MADISON, Ala. — 78 years ago, a surprise raid on a major United States Navy base near Honolulu killed more than 2400 Americans and brought the U.S. into World War II. “December 7, 1941… a date which will live in infamy,” said President Franklin D. Roosevelt.
Members of the community, including other veterans, spent the anniversary morning at the Memory Garden in Madison paying respects and giving honor to those who spent their life fighting for our freedom.
Each year, the Madison American Legion Post 229 places around 550 wreaths on the graves of veterans. On Pearl Harbor Remembrance Day, they honored a 100-year-old veteran. “We had a ceremony with one of our World War II veterans who served in the Pacific and was on ship and rolled into Pearl Harbor the day after the attack,” says Larry Vannoy, Post 229 commander. “That was Sherwin Callander.”
Callander remembers the very day. “We were coming back from Wake Island and the Japanese aircraft carrier passed us,” he says. “They didn’t want to spoil the surprise so they let us go.”

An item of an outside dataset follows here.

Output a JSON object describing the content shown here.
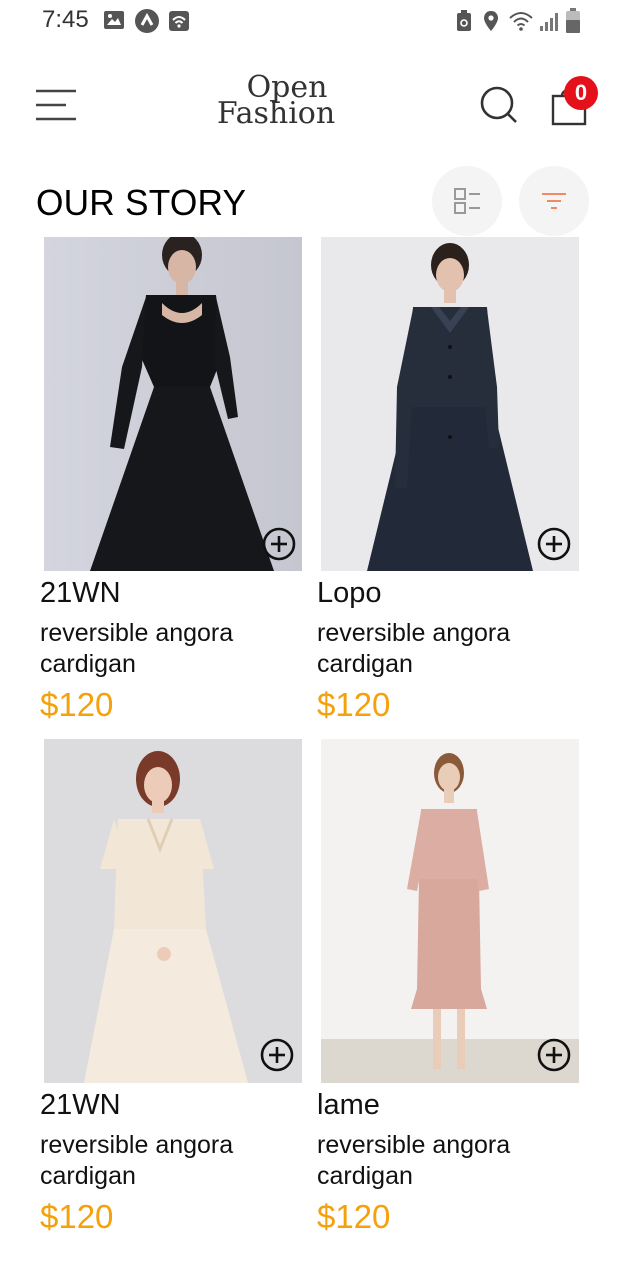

The next day, Callander says he pulled into Pearl Harbor. “The worst mess I’ve ever seen in my life,” says Callander. “There was still some bodies in the water. I had to help get them out.” Callander says because of that day, he volunteered for amphibious training and made the invasions of North Africa, Italy, and D-Day at Normandy on Utah Beach.

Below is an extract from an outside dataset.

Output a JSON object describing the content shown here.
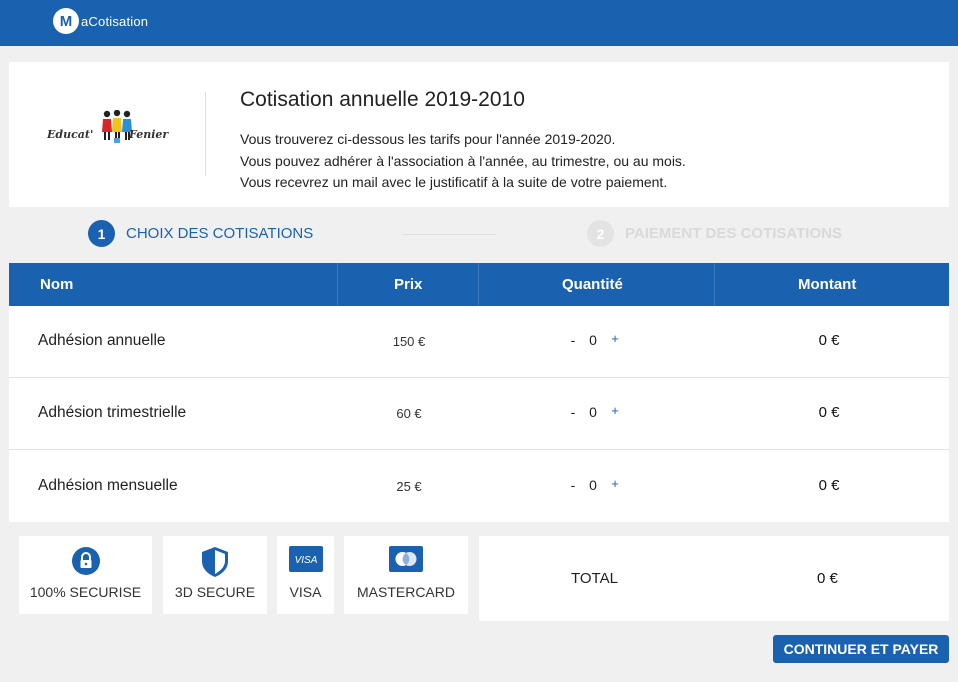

Lester Barnard attended the event and is also a veteran. He says since having been a veteran and knowing what it’s like, he encourages people to pause and honor those who have served. “I’d like to say that these young men coming up… they’re our future and we owe them,” says Barnard.
Callander’s biggest piece of advice: For people to learn history — so we aren’t doomed to repeat it: “That they remember Pearl Harbor from now on and never, never let it happen again.”
On January 4, Madison American Legion Post 229 will be taking down Christmas wreaths from veterans’ graves and they are inviting the community to join.